Dizilerden/Filmlerden efkarlı replikler
Organize İşler filminden hatırlanacak çok replik çıkar. İşte kendilerini anlatmaktan vazgeçenlerin repliği:
“Üzeyir Abi sen dilsiz değilsin, neden hiç konuşmuyorsun?”
Kaybedenler Kulübü filminde yalnızlığı, insanın bir anda her şey bir şekilde sona erince gidecek tek bir yeri olmadığını yüzüne çarpan o replik akla gelince “ah be!” diyesiniz gelmez mi hiç?
“Yalnız kaldığın o anda ‘Ne oldu be, şimdi ne olacak?’ diyorsan kaybedensin sen. Yani o anda en büyük zaferin içinde kaybetmişsin.”
Neşeli Hayat filminde şöyle bir diyalog geçer mesela:
“İçince her şey halloluyor değil mi?” “Hayır, hallolmayınca içiliyor.”
Olana bitene gücümüz yetmeyince zihnimizi düzeltmeye çalışıyoruzdur belki de. Umutsuzluklar içinde sevgide umut arayan Sadri Alışık’ın oynadığı Ah Güzel İstanbul’daki Haşmet İbriktaroğlu şöyle der:
“Kokma; yaşıyoruz, iki kişiyiz ve birbirimizi seviyoruz.
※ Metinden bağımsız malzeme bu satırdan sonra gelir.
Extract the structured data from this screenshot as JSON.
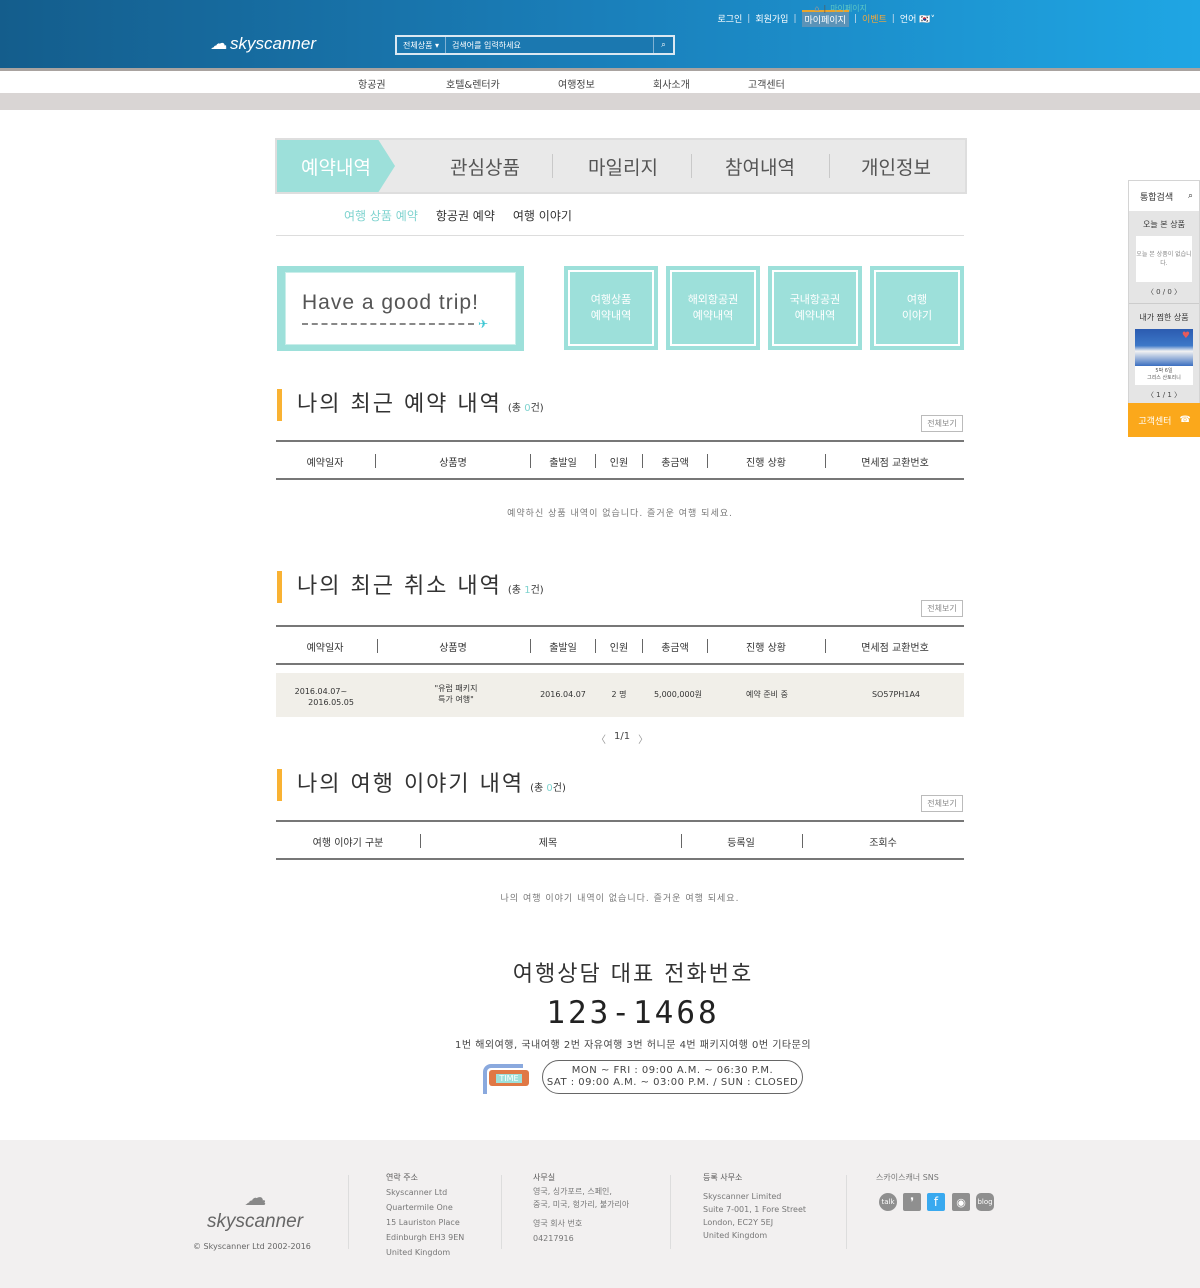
{
  "header": {
    "logo": "skyscanner",
    "top_links": [
      "로그인",
      "회원가입",
      "마이페이지",
      "이벤트",
      "언어"
    ],
    "search": {
      "category": "전체상품",
      "placeholder": "검색어를 입력하세요"
    }
  },
  "nav": [
    "항공권",
    "호텔&렌터카",
    "여행정보",
    "회사소개",
    "고객센터"
  ],
  "breadcrumb": {
    "current": "마이페이지"
  },
  "tabs": [
    "예약내역",
    "관심상품",
    "마일리지",
    "참여내역",
    "개인정보"
  ],
  "subtabs": [
    "여행 상품 예약",
    "항공권 예약",
    "여행 이야기"
  ],
  "banner": {
    "text": "Have a good trip!"
  },
  "quick_links": [
    {
      "line1": "여행상품",
      "line2": "예약내역"
    },
    {
      "line1": "해외항공권",
      "line2": "예약내역"
    },
    {
      "line1": "국내항공권",
      "line2": "예약내역"
    },
    {
      "line1": "여행",
      "line2": "이야기"
    }
  ],
  "view_all": "전체보기",
  "reservations": {
    "title": "나의 최근 예약 내역",
    "count_prefix": "(총 ",
    "count": "0",
    "count_suffix": "건)",
    "columns": [
      "예약일자",
      "상품명",
      "출발일",
      "인원",
      "총금액",
      "진행 상황",
      "면세점 교환번호"
    ],
    "empty": "예약하신 상품 내역이 없습니다. 즐거운 여행 되세요."
  },
  "cancellations": {
    "title": "나의 최근 취소 내역",
    "count_prefix": "(총 ",
    "count": "1",
    "count_suffix": "건)",
    "columns": [
      "예약일자",
      "상품명",
      "출발일",
      "인원",
      "총금액",
      "진행 상황",
      "면세점 교환번호"
    ],
    "rows": [
      {
        "date1": "2016.04.07~",
        "date2": "2016.05.05",
        "product1": "\"유럽 패키지",
        "product2": "특가 여행\"",
        "departure": "2016.04.07",
        "people": "2 명",
        "amount": "5,000,000원",
        "status": "예약 준비 중",
        "code": "SO57PH1A4"
      }
    ],
    "pagination": {
      "prev": "〈",
      "page": "1/1",
      "next": "〉"
    }
  },
  "stories": {
    "title": "나의 여행 이야기 내역",
    "count_prefix": "(총 ",
    "count": "0",
    "count_suffix": "건)",
    "columns": [
      "여행 이야기 구분",
      "제목",
      "등록일",
      "조회수"
    ],
    "empty": "나의 여행 이야기 내역이 없습니다. 즐거운 여행 되세요."
  },
  "contact": {
    "title": "여행상담 대표 전화번호",
    "phone": "123-1468",
    "menu": "1번 해외여행, 국내여행  2번 자유여행  3번 허니문  4번  패키지여행  0번  기타문의",
    "time_label": "TIME",
    "hours1": "MON ~ FRI : 09:00 A.M. ~ 06:30 P.M.",
    "hours2": "SAT : 09:00 A.M. ~ 03:00 P.M. / SUN : CLOSED"
  },
  "footer": {
    "logo": "skyscanner",
    "copyright": "© Skyscanner Ltd 2002-2016",
    "contact": {
      "heading": "연락 주소",
      "lines": [
        "Skyscanner Ltd",
        "Quartermile One",
        "15 Lauriston Place",
        "Edinburgh EH3 9EN",
        "United Kingdom"
      ]
    },
    "office": {
      "heading": "사무실",
      "lines": [
        "영국, 싱가포르, 스페인,",
        "중국, 미국, 헝가리, 불가리아"
      ],
      "reg_heading": "영국 회사 번호",
      "reg_number": "04217916"
    },
    "registered": {
      "heading": "등록 사무소",
      "lines": [
        "Skyscanner Limited",
        "Suite 7-001, 1 Fore Street",
        "London, EC2Y 5EJ",
        "United Kingdom"
      ]
    },
    "sns": {
      "heading": "스카이스캐너 SNS",
      "items": [
        "talk",
        "story",
        "f",
        "instagram",
        "blog"
      ]
    }
  },
  "sidebar": {
    "search": "통합검색",
    "recent_title": "오늘 본 상품",
    "recent_empty": "오늘 본 상품이 없습니다.",
    "recent_pager": "〈 0 / 0 〉",
    "wish_title": "내가 찜한 상품",
    "wish_caption1": "5박 6일",
    "wish_caption2": "그리스 산토리니",
    "wish_pager": "〈 1 / 1 〉",
    "cs": "고객센터"
  },
  "colors": {
    "accent": "#9de0da",
    "orange": "#f9b233",
    "header": "#1a7fba"
  }
}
Dünyada her zaman inanılacak sağlam şeyler bulunur.”
Yine Sadri Alışık’tan, Serseri filminden bir diyalog, ki meyhanede geçer ve Sadri Alışık kadehi kaldırarak söyler:
“Gidenin de, kalanın da gönlü hoş olsun.”
Filmler kadar dizilerde de çok örneğine rastladıklarımız var.
Ne deniyordu Bir Zamanlar Çukurova’da:
“Eğer aşk her engeli aşamıyorsa aşk olur mu?”
Ulan İstanbul’da mesela:
“Kandemir Abi… Yalan yaşıyoruz ama gerçek seviyoruz be abi.”
Yahut Eşkiya Dünyaya Hükümdar Olmaz’da:
“Madem Neşet Baba dedin. ‘Gönül Dağı’nı çal. Yarın dağları aşıp, Gönül’e kavuşacağım.”
Bu da Behzat Ç.’den:
Gece uzun, mevzu derin. Konuşacağız. Rakı koy la!
Tüm efkarlı repliklere buradan kadehi kaldıralım. Şerefe!